EU rules to govern tissue engineering

Tissue engineering - already used to build skin and bone - still holds enormous medical potential. The Commission plans to release a comprehensive package of EU rules to govern this promising field.

The Commission completed an on-line consultation <link to section more information> that attracted a wide range of contributions for possible future rules for the marketing of human tissue engineered products – which is currently a relatively grey legal area.

Tissue engineering is an evolving technique that holds a great deal of medical promise. It is already being used to construct entire sheets of skin to treat burns victims, and to grow bone. Although it remains the material of science fiction, scientists hope, one day, to be able to ‘grow’ entire organs in the laboratory to help overcome the shortage of organ donors.

According to a recent EU report, there are over 100 tissue-engineering biotechnology companies in the European Union, concentrated mainly in Germany and the UK. Although new EU regulations on the safe and ethical use of human tissues and cells recently came into force, they do not fully cover the marketing aspect of this emerging sector. The Commission plans to release – widely expected in mid-June – proposals for new legislations to overcome this shortcoming.

Rules of engagement

After 18 months of debate in the Council of Ministers and the European Parliament, the Council gave the green light, in March, to new minimum health and safety standards for the donation, storage and use of human tissues and cells across the EU.
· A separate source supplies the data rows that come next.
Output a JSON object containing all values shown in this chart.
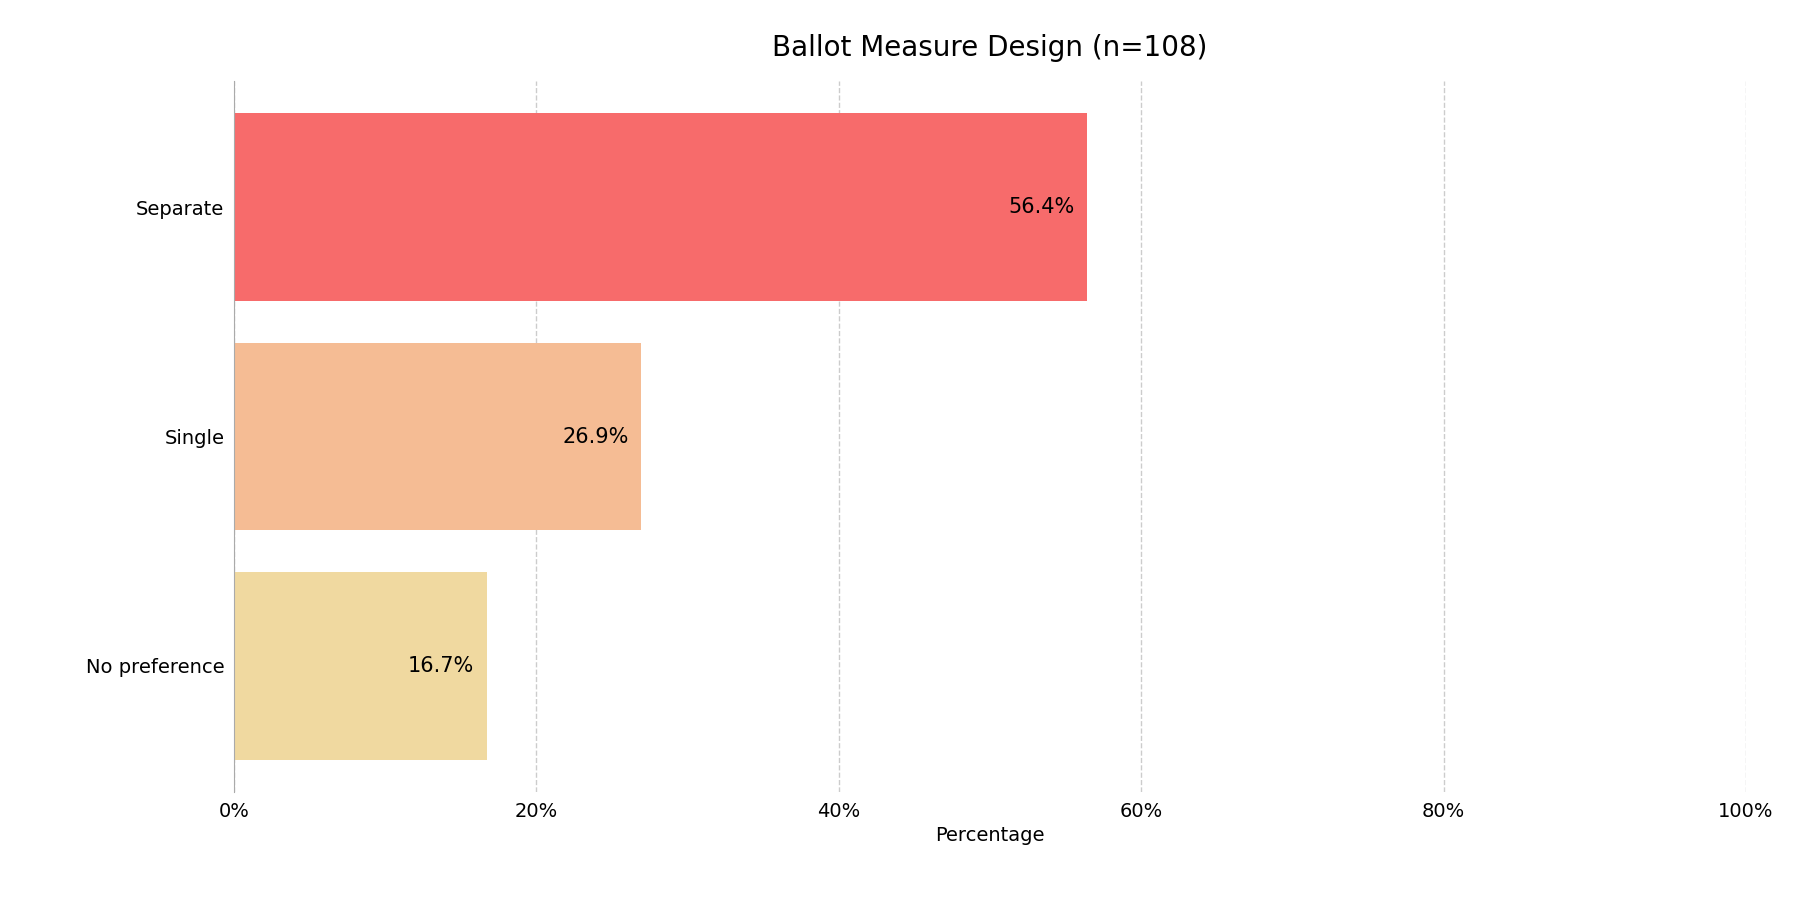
{
  "title": "Ballot Measure Design (n=108)",
  "categories": [
    "No preference",
    "Single",
    "Separate"
  ],
  "values": [
    16.7,
    26.9,
    56.4
  ],
  "bar_colors": [
    "#f0d9a0",
    "#f5bc94",
    "#f76b6b"
  ],
  "bar_labels": [
    "16.7%",
    "26.9%",
    "56.4%"
  ],
  "xlabel": "Percentage",
  "xlim": [
    0,
    100
  ],
  "xticks": [
    0,
    20,
    40,
    60,
    80,
    100
  ],
  "xtick_labels": [
    "0%",
    "20%",
    "40%",
    "60%",
    "80%",
    "100%"
  ],
  "title_fontsize": 20,
  "label_fontsize": 15,
  "tick_fontsize": 14,
  "bar_height": 0.82,
  "background_color": "#ffffff",
  "grid_color": "#cccccc"
}
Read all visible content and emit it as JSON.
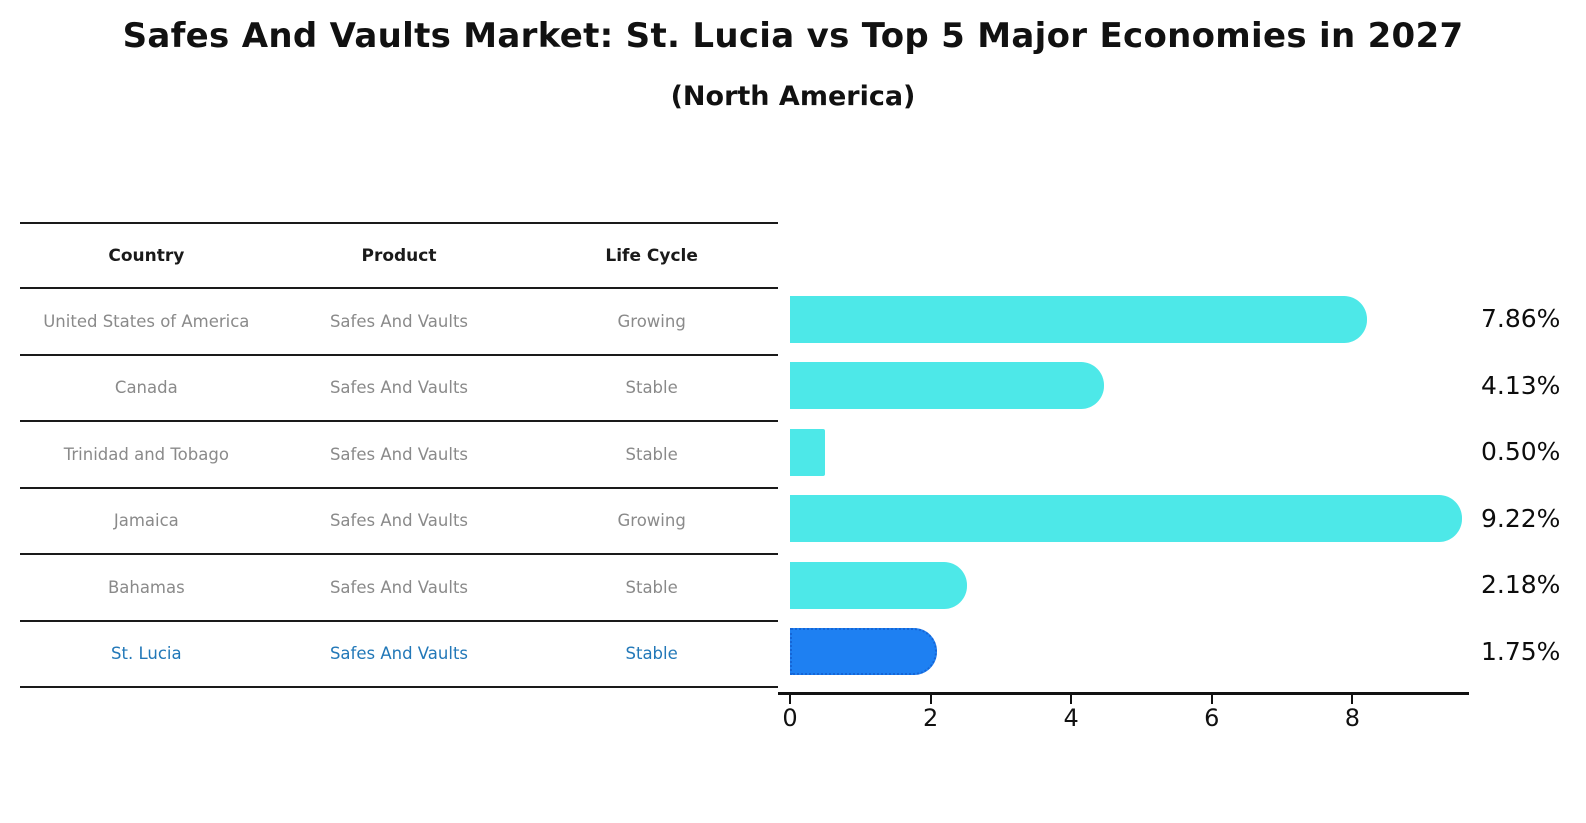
{
  "title": "Safes And Vaults Market: St. Lucia vs Top 5 Major Economies in 2027",
  "subtitle": "(North America)",
  "table": {
    "headers": [
      "Country",
      "Product",
      "Life Cycle"
    ],
    "rows": [
      {
        "country": "United States of America",
        "product": "Safes And Vaults",
        "life_cycle": "Growing",
        "highlight": false
      },
      {
        "country": "Canada",
        "product": "Safes And Vaults",
        "life_cycle": "Stable",
        "highlight": false
      },
      {
        "country": "Trinidad and Tobago",
        "product": "Safes And Vaults",
        "life_cycle": "Stable",
        "highlight": false
      },
      {
        "country": "Jamaica",
        "product": "Safes And Vaults",
        "life_cycle": "Growing",
        "highlight": false
      },
      {
        "country": "Bahamas",
        "product": "Safes And Vaults",
        "life_cycle": "Stable",
        "highlight": false
      },
      {
        "country": "St. Lucia",
        "product": "Safes And Vaults",
        "life_cycle": "Stable",
        "highlight": true
      }
    ]
  },
  "chart_data": {
    "type": "bar",
    "orientation": "horizontal",
    "title": "Safes And Vaults Market: St. Lucia vs Top 5 Major Economies in 2027",
    "subtitle": "(North America)",
    "categories": [
      "United States of America",
      "Canada",
      "Trinidad and Tobago",
      "Jamaica",
      "Bahamas",
      "St. Lucia"
    ],
    "values": [
      7.86,
      4.13,
      0.5,
      9.22,
      2.18,
      1.75
    ],
    "value_labels": [
      "7.86%",
      "4.13%",
      "0.50%",
      "9.22%",
      "2.18%",
      "1.75%"
    ],
    "x_ticks": [
      0,
      2,
      4,
      6,
      8
    ],
    "xlim": [
      0,
      9.66
    ],
    "xlabel": "",
    "ylabel": "",
    "grid": false,
    "legend": "none",
    "highlight_category": "St. Lucia"
  },
  "colors": {
    "bar": "#4DE8E8",
    "highlight_bar": "#1E80F2",
    "highlight_bar_border": "#1565D6",
    "highlight_text": "#2278b8",
    "row_text": "#8a8a8a",
    "header_text": "#1a1a1a",
    "title_text": "#111111",
    "axis": "#111111"
  }
}
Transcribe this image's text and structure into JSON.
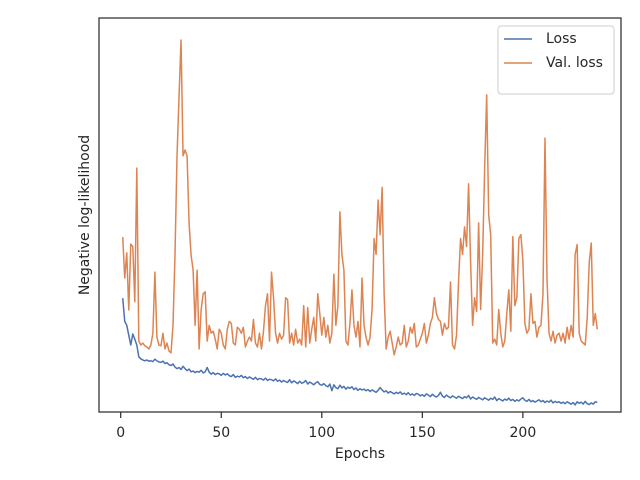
{
  "chart_data": {
    "type": "line",
    "xlabel": "Epochs",
    "ylabel": "Negative log-likelihood",
    "xlim": [
      -10.8,
      248.8
    ],
    "xticks": [
      0,
      50,
      100,
      150,
      200
    ],
    "ylim": [
      0,
      100
    ],
    "legend": "upper right",
    "grid": false,
    "x": [
      1,
      2,
      3,
      4,
      5,
      6,
      7,
      8,
      9,
      10,
      11,
      12,
      13,
      14,
      15,
      16,
      17,
      18,
      19,
      20,
      21,
      22,
      23,
      24,
      25,
      26,
      27,
      28,
      29,
      30,
      31,
      32,
      33,
      34,
      35,
      36,
      37,
      38,
      39,
      40,
      41,
      42,
      43,
      44,
      45,
      46,
      47,
      48,
      49,
      50,
      51,
      52,
      53,
      54,
      55,
      56,
      57,
      58,
      59,
      60,
      61,
      62,
      63,
      64,
      65,
      66,
      67,
      68,
      69,
      70,
      71,
      72,
      73,
      74,
      75,
      76,
      77,
      78,
      79,
      80,
      81,
      82,
      83,
      84,
      85,
      86,
      87,
      88,
      89,
      90,
      91,
      92,
      93,
      94,
      95,
      96,
      97,
      98,
      99,
      100,
      101,
      102,
      103,
      104,
      105,
      106,
      107,
      108,
      109,
      110,
      111,
      112,
      113,
      114,
      115,
      116,
      117,
      118,
      119,
      120,
      121,
      122,
      123,
      124,
      125,
      126,
      127,
      128,
      129,
      130,
      131,
      132,
      133,
      134,
      135,
      136,
      137,
      138,
      139,
      140,
      141,
      142,
      143,
      144,
      145,
      146,
      147,
      148,
      149,
      150,
      151,
      152,
      153,
      154,
      155,
      156,
      157,
      158,
      159,
      160,
      161,
      162,
      163,
      164,
      165,
      166,
      167,
      168,
      169,
      170,
      171,
      172,
      173,
      174,
      175,
      176,
      177,
      178,
      179,
      180,
      181,
      182,
      183,
      184,
      185,
      186,
      187,
      188,
      189,
      190,
      191,
      192,
      193,
      194,
      195,
      196,
      197,
      198,
      199,
      200,
      201,
      202,
      203,
      204,
      205,
      206,
      207,
      208,
      209,
      210,
      211,
      212,
      213,
      214,
      215,
      216,
      217,
      218,
      219,
      220,
      221,
      222,
      223,
      224,
      225,
      226,
      227,
      228,
      229,
      230,
      231,
      232,
      233,
      234,
      235,
      236,
      237
    ],
    "series": [
      {
        "name": "Loss",
        "color": "#4c72b0",
        "values": [
          28.9,
          23.0,
          22.0,
          19.5,
          17.0,
          19.8,
          18.5,
          17.0,
          14.0,
          13.5,
          13.2,
          13.0,
          13.2,
          12.9,
          13.0,
          12.8,
          13.4,
          13.0,
          12.7,
          12.6,
          12.9,
          12.3,
          12.5,
          12.0,
          11.8,
          12.2,
          11.4,
          11.0,
          11.3,
          10.8,
          11.6,
          11.0,
          10.5,
          10.9,
          10.2,
          10.4,
          10.0,
          10.3,
          10.1,
          10.6,
          9.9,
          10.2,
          11.3,
          10.1,
          9.6,
          10.0,
          9.5,
          9.8,
          9.7,
          9.3,
          9.8,
          9.4,
          9.7,
          9.2,
          9.0,
          9.5,
          8.8,
          9.1,
          8.9,
          9.3,
          8.7,
          9.0,
          8.5,
          8.9,
          8.6,
          8.3,
          8.8,
          8.2,
          8.5,
          8.4,
          8.1,
          8.6,
          8.0,
          8.3,
          8.2,
          7.9,
          8.4,
          7.8,
          8.1,
          7.6,
          8.0,
          7.7,
          7.5,
          8.2,
          7.4,
          7.9,
          7.6,
          7.2,
          7.8,
          7.3,
          7.5,
          8.0,
          7.1,
          7.6,
          7.3,
          6.9,
          7.4,
          7.7,
          7.0,
          6.8,
          7.2,
          6.7,
          6.4,
          7.1,
          5.4,
          6.9,
          6.2,
          5.9,
          6.8,
          6.1,
          6.5,
          5.8,
          6.3,
          6.0,
          6.4,
          5.7,
          6.1,
          5.5,
          5.9,
          5.6,
          5.8,
          5.4,
          5.7,
          5.2,
          5.6,
          5.3,
          5.0,
          5.5,
          6.2,
          5.6,
          5.1,
          5.4,
          4.8,
          5.2,
          4.9,
          4.6,
          5.0,
          4.7,
          5.1,
          4.5,
          4.8,
          4.4,
          4.9,
          4.3,
          4.6,
          4.2,
          4.7,
          4.5,
          4.1,
          4.4,
          4.0,
          4.6,
          4.3,
          3.9,
          4.5,
          4.1,
          3.8,
          4.2,
          5.0,
          4.0,
          3.7,
          4.3,
          3.9,
          3.6,
          4.1,
          3.8,
          3.5,
          4.0,
          3.7,
          3.4,
          3.9,
          3.6,
          4.2,
          3.3,
          3.8,
          3.5,
          3.2,
          3.7,
          3.4,
          3.1,
          3.6,
          3.3,
          3.0,
          3.5,
          3.2,
          3.8,
          2.9,
          3.4,
          3.1,
          2.8,
          3.3,
          3.0,
          3.5,
          2.9,
          3.2,
          2.7,
          3.1,
          2.8,
          3.3,
          3.6,
          3.0,
          2.7,
          3.2,
          2.6,
          2.9,
          2.5,
          2.8,
          3.1,
          2.6,
          2.9,
          2.4,
          2.8,
          2.5,
          3.0,
          2.3,
          2.7,
          2.4,
          2.6,
          2.2,
          2.5,
          2.1,
          2.6,
          2.3,
          2.0,
          2.4,
          1.8,
          2.6,
          2.2,
          2.5,
          2.0,
          2.7,
          2.1,
          1.9,
          2.3,
          2.0,
          2.6,
          2.4
        ]
      },
      {
        "name": "Val. loss",
        "color": "#dd8452",
        "values": [
          44.4,
          34.0,
          40.4,
          25.9,
          42.6,
          42.0,
          28.0,
          61.9,
          18.0,
          17.0,
          17.5,
          16.8,
          16.5,
          16.0,
          17.0,
          20.0,
          35.5,
          19.0,
          17.0,
          16.8,
          20.0,
          16.0,
          17.5,
          15.5,
          15.0,
          22.0,
          40.0,
          65.0,
          80.0,
          94.4,
          65.0,
          66.5,
          65.0,
          48.0,
          39.8,
          36.0,
          22.0,
          36.0,
          16.0,
          26.0,
          30.0,
          30.5,
          18.0,
          22.0,
          20.0,
          20.5,
          18.5,
          16.0,
          21.0,
          20.0,
          17.0,
          16.0,
          21.0,
          23.0,
          22.5,
          17.5,
          17.0,
          21.5,
          21.0,
          20.0,
          21.5,
          16.5,
          18.0,
          19.0,
          18.0,
          23.5,
          17.5,
          16.5,
          20.0,
          16.0,
          20.5,
          27.0,
          30.0,
          18.0,
          35.5,
          29.0,
          20.0,
          17.5,
          20.0,
          18.5,
          19.5,
          29.0,
          28.5,
          17.5,
          20.0,
          17.0,
          21.0,
          17.5,
          18.5,
          17.0,
          27.0,
          16.5,
          26.5,
          17.5,
          21.0,
          24.0,
          18.0,
          30.0,
          25.0,
          19.5,
          24.0,
          19.0,
          22.0,
          17.5,
          20.0,
          35.0,
          22.0,
          27.0,
          50.8,
          40.0,
          36.0,
          18.0,
          17.0,
          22.5,
          31.0,
          22.0,
          19.0,
          23.0,
          16.5,
          34.0,
          22.0,
          19.0,
          17.0,
          19.0,
          26.0,
          44.0,
          40.0,
          53.8,
          45.0,
          57.0,
          30.0,
          16.0,
          19.0,
          20.5,
          17.5,
          14.5,
          16.5,
          19.0,
          17.0,
          17.5,
          22.0,
          16.5,
          18.0,
          21.5,
          20.0,
          22.5,
          16.5,
          17.0,
          18.5,
          20.0,
          22.5,
          17.5,
          19.5,
          22.5,
          24.0,
          29.0,
          25.0,
          23.5,
          23.0,
          19.5,
          22.5,
          21.0,
          21.5,
          33.0,
          17.0,
          16.0,
          19.5,
          33.0,
          44.0,
          40.0,
          47.0,
          42.0,
          57.9,
          38.0,
          22.0,
          29.0,
          25.5,
          48.0,
          26.0,
          40.0,
          62.0,
          80.5,
          50.0,
          45.0,
          17.5,
          18.5,
          17.0,
          26.0,
          20.0,
          16.5,
          18.0,
          25.0,
          31.0,
          20.5,
          44.5,
          27.0,
          29.0,
          44.0,
          45.0,
          38.5,
          22.5,
          20.0,
          21.0,
          30.0,
          22.5,
          23.0,
          19.0,
          21.5,
          22.0,
          30.0,
          69.5,
          34.0,
          20.0,
          18.0,
          20.5,
          17.5,
          19.5,
          20.0,
          18.0,
          20.0,
          17.5,
          21.5,
          18.5,
          22.0,
          19.0,
          40.0,
          42.5,
          20.0,
          18.0,
          17.5,
          17.0,
          24.0,
          38.0,
          42.9,
          22.0,
          25.0,
          21.0
        ]
      }
    ]
  }
}
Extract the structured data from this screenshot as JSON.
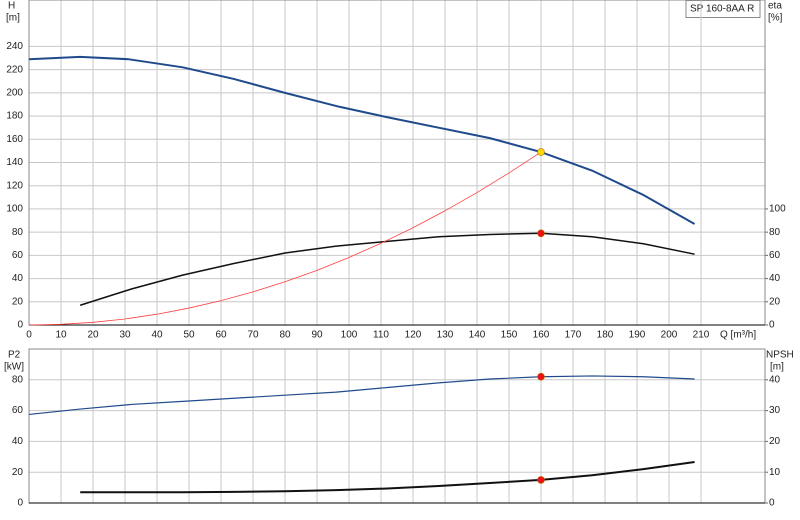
{
  "chart_data": [
    {
      "type": "line",
      "title": "SP 160-8AA R",
      "ylabel": "H",
      "yunit": "[m]",
      "y2label": "eta",
      "y2unit": "[%]",
      "xlabel": "Q [m³/h]",
      "xlim": [
        0,
        230
      ],
      "xticks": [
        0,
        10,
        20,
        30,
        40,
        50,
        60,
        70,
        80,
        90,
        100,
        110,
        120,
        130,
        140,
        150,
        160,
        170,
        180,
        190,
        200,
        210
      ],
      "ylim": [
        0,
        280
      ],
      "yticks": [
        0,
        20,
        40,
        60,
        80,
        100,
        120,
        140,
        160,
        180,
        200,
        220,
        240
      ],
      "y2lim": [
        0,
        280
      ],
      "y2ticks": [
        0,
        20,
        40,
        60,
        80,
        100
      ],
      "grid": true,
      "series": [
        {
          "color": "#1f4a8c",
          "line_width": 2,
          "x": [
            0,
            16,
            31,
            48,
            64,
            80,
            97,
            112,
            128,
            144,
            160,
            176,
            192,
            208
          ],
          "values": [
            229,
            231,
            229,
            222,
            212,
            200,
            188,
            179,
            170,
            161,
            149,
            133,
            112,
            87
          ]
        },
        {
          "color": "#111111",
          "line_width": 1.5,
          "axis": "y2",
          "x": [
            16,
            32,
            48,
            64,
            80,
            96,
            112,
            128,
            144,
            160,
            176,
            192,
            208
          ],
          "values": [
            17,
            31,
            43,
            53,
            62,
            68,
            72,
            76,
            78,
            79,
            76,
            70,
            61
          ]
        },
        {
          "color": "#ff4040",
          "line_width": 0.8,
          "x": [
            0,
            10,
            20,
            30,
            40,
            50,
            60,
            70,
            80,
            90,
            100,
            110,
            120,
            130,
            140,
            150,
            160
          ],
          "values": [
            0,
            0.6,
            2.3,
            5.2,
            9.3,
            14.6,
            21,
            28.5,
            37.3,
            47.1,
            58.2,
            70.4,
            83.8,
            98.4,
            114.1,
            131,
            149
          ]
        }
      ],
      "points": [
        {
          "x": 160,
          "y": 149,
          "color": "#ffd700"
        },
        {
          "x": 160,
          "y": 79,
          "axis": "y2",
          "color": "#ee1111"
        }
      ]
    },
    {
      "type": "line",
      "ylabel": "P2",
      "yunit": "[kW]",
      "y2label": "NPSH",
      "y2unit": "[m]",
      "xlim": [
        0,
        230
      ],
      "ylim": [
        0,
        100
      ],
      "yticks": [
        0,
        20,
        40,
        60,
        80
      ],
      "y2lim": [
        0,
        50
      ],
      "y2ticks": [
        0,
        10,
        20,
        30,
        40
      ],
      "grid": true,
      "series": [
        {
          "color": "#1f4a8c",
          "line_width": 1.2,
          "x": [
            0,
            16,
            32,
            48,
            64,
            80,
            96,
            112,
            128,
            144,
            160,
            176,
            192,
            208
          ],
          "values": [
            57.5,
            61,
            64,
            66,
            68,
            70,
            72,
            75,
            78,
            80.5,
            82,
            82.5,
            82,
            80.5
          ]
        },
        {
          "color": "#111111",
          "line_width": 2,
          "axis": "y2",
          "x": [
            16,
            32,
            48,
            64,
            80,
            96,
            112,
            128,
            144,
            160,
            176,
            192,
            208
          ],
          "values": [
            3.5,
            3.5,
            3.5,
            3.6,
            3.8,
            4.2,
            4.7,
            5.5,
            6.5,
            7.5,
            9,
            11,
            13.3
          ]
        }
      ],
      "points": [
        {
          "x": 160,
          "y": 82,
          "color": "#ee1111"
        },
        {
          "x": 160,
          "y": 7.5,
          "axis": "y2",
          "color": "#ee1111"
        }
      ]
    }
  ]
}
The new regimen prohibits the commercial sale of human tissues and cells – donors need to make their donations voluntarily and can only claim expenses. It also requires that data on the donation, transfer and use of human tissues and cells be retained for at least 30 years

The new legislation – which does not, for instance, apply to blood or organ donations –leaves plenty of space for Member States to define their own national terms. The Commission immediately welcomed the new rules.

“This is positive news for hundreds of thousands of patients in Europe who, every year, undergo some form of therapeutic treatment based on the use of human tissues and cells,” observed Health and Consumer Protection Commissioner David Byrne, in March. “Patients can now be sure that human tissues and cells derived from donations in another Member State, nonetheless, carry the same guarantees as those in their own country.”